A well-regarded attorney in the United States, 63-year-old Smith is also president of the $198 billion Redmond-headquartered technology behemoth, which started off building operating software for personal computers in the 70s and has now transformed itself under the leadership of India-born CEO Satya Nadella through its focus on cloud, mobile and new age technologies like quantum computing.
In fact, Smith was elevated as vice chairman last year, the same year when Nadella was appointed chairman.
During his visit, Smith met with several senior government officials, including Minister of Electronics and IT Rajeev Chandrasekhar, and the G20 Sherpa and former CEO of NITI Aayog, Amitabh Kant, in New Delhi.

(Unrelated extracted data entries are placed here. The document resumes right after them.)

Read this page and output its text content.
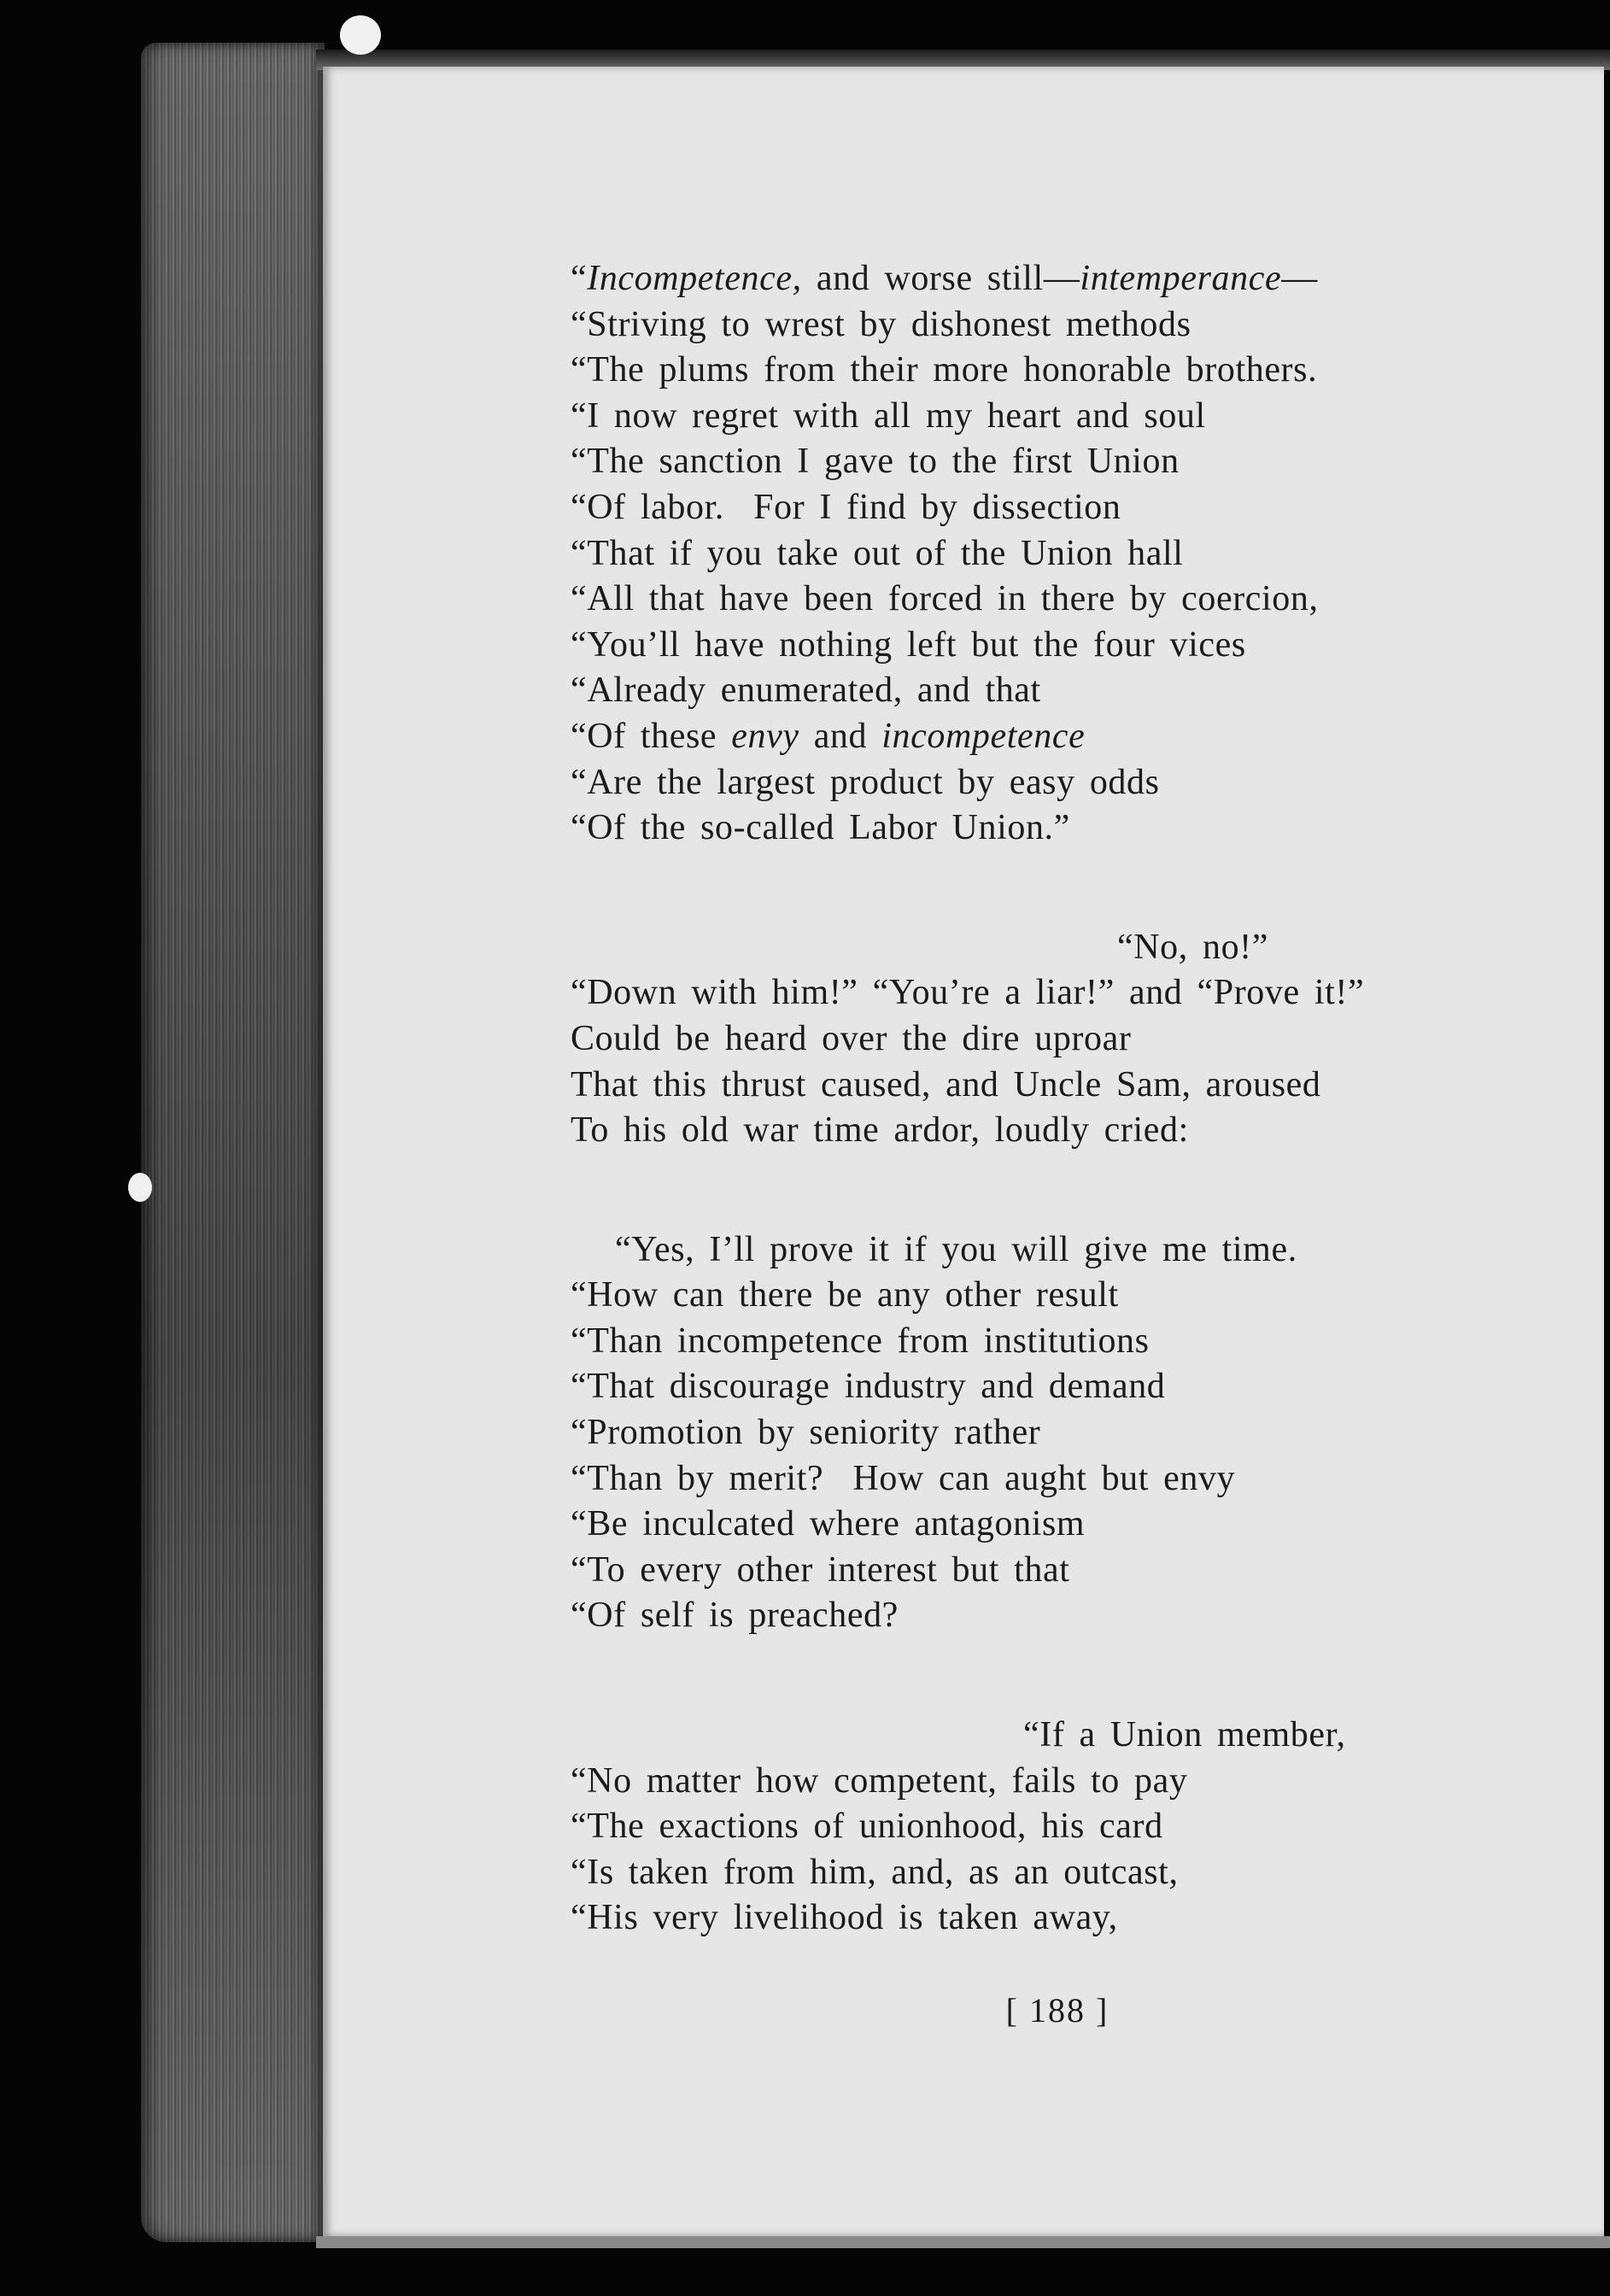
“Incompetence, and worse still—intemperance—
“Striving to wrest by dishonest methods
“The plums from their more honorable brothers.
“I now regret with all my heart and soul
“The sanction I gave to the first Union
“Of labor.  For I find by dissection
“That if you take out of the Union hall
“All that have been forced in there by coercion,
“You’ll have nothing left but the four vices
“Already enumerated, and that
“Of these envy and incompetence
“Are the largest product by easy odds
“Of the so-called Labor Union.”
“No, no!”
“Down with him!” “You’re a liar!” and “Prove it!”
Could be heard over the dire uproar
That this thrust caused, and Uncle Sam, aroused
To his old war time ardor, loudly cried:
“Yes, I’ll prove it if you will give me time.
“How can there be any other result
“Than incompetence from institutions
“That discourage industry and demand
“Promotion by seniority rather
“Than by merit?  How can aught but envy
“Be inculcated where antagonism
“To every other interest but that
“Of self is preached?
“If a Union member,
“No matter how competent, fails to pay
“The exactions of unionhood, his card
“Is taken from him, and, as an outcast,
“His very livelihood is taken away,
[ 188 ]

Smith also did an all-hands meeting with Microsoft India employees from across India, met members from industry association Nasscom along with taking a trip to Bengaluru where he interacted with young learners from the CyberShikshaa programme, among other engagements.
“We are looking increasingly to enable India to be one of the great exporters of software IP… to take what has worked here, and make it work for many other parts of the world as well,” he said.
India has built projects such as Aadhaar and UPI and made them work, and many countries want to emulate it. India has also built a global leadership position for itself, and this leadership will also translate into a more expansive economic opportunity for talent in the country.
“The people who have created it, the people who know it, are based here in India,” he said.
On the global talent crunch, which is especially pronounced in the technology industry, Smith said that in Europe, Japan, South Korea, and increasingly in North America, the working age population is shrinking each year and so they face the fundamental question of how to grow the economy.
“The truth is, there are probably only two ways—more technology and more immigration. And we’ll see what different countries decide. Every country is going to want more technology. Now that challenge, frankly, is India’s opportunity. Because while the growth rate is slowing, in India, the working-age population is still growing,” he said.
India’s population can help fuel economic growth elsewhere in the world, especially if it is connected to technology that the rest of the world needs, he said.
On challenges that the software industry faces due to a likely recession in the US economy, Smith said that there is a continuing need for more technology in areas such as supporting governments, businesses, non-profits, etc.
“In terms of providing the digital infrastructure for societies and organizations, we’re very optimistic, especially the long term. We may see short term business cycles.”
Geopolitical tensions between Russia and Ukraine have forced many global multinational companies to rethink their business models, which were earlier seamless and borderless.
“Certainly, for a global tech company like Microsoft, or any global tech company, the geopolitics of the world are more complicated than they were two or especially five years ago… the Chinese market is not an open market for American technology. Russia is no longer a country where tech companies are able to operate simply by virtue of the sanctions laws that have been applied,” he said.
Microsoft aspires to support healthy and beneficial use of technology everywhere in the world. “We just are not comfortable licensing in some countries where we worry about how technology can be used or abused,” he said.
Speaking about Metaverse, on which companies such as Meta (formerly Facebook) have put a great emphasis on, Smith said, “Metaverse will be important, but I think that is perhaps a name that does a disservice to the world, because it suggests that there’s a singular flame that is somehow different from the place we already live.”
He explained that Metaverse will be many things, not one.
“It’s really a label that can be applied to ongoing advances that we’ve seen in augmented and virtual reality for a number of years. It will be important, but we see it as important for retail, important in manufacturing, a variety of different business uses and for entertainment.”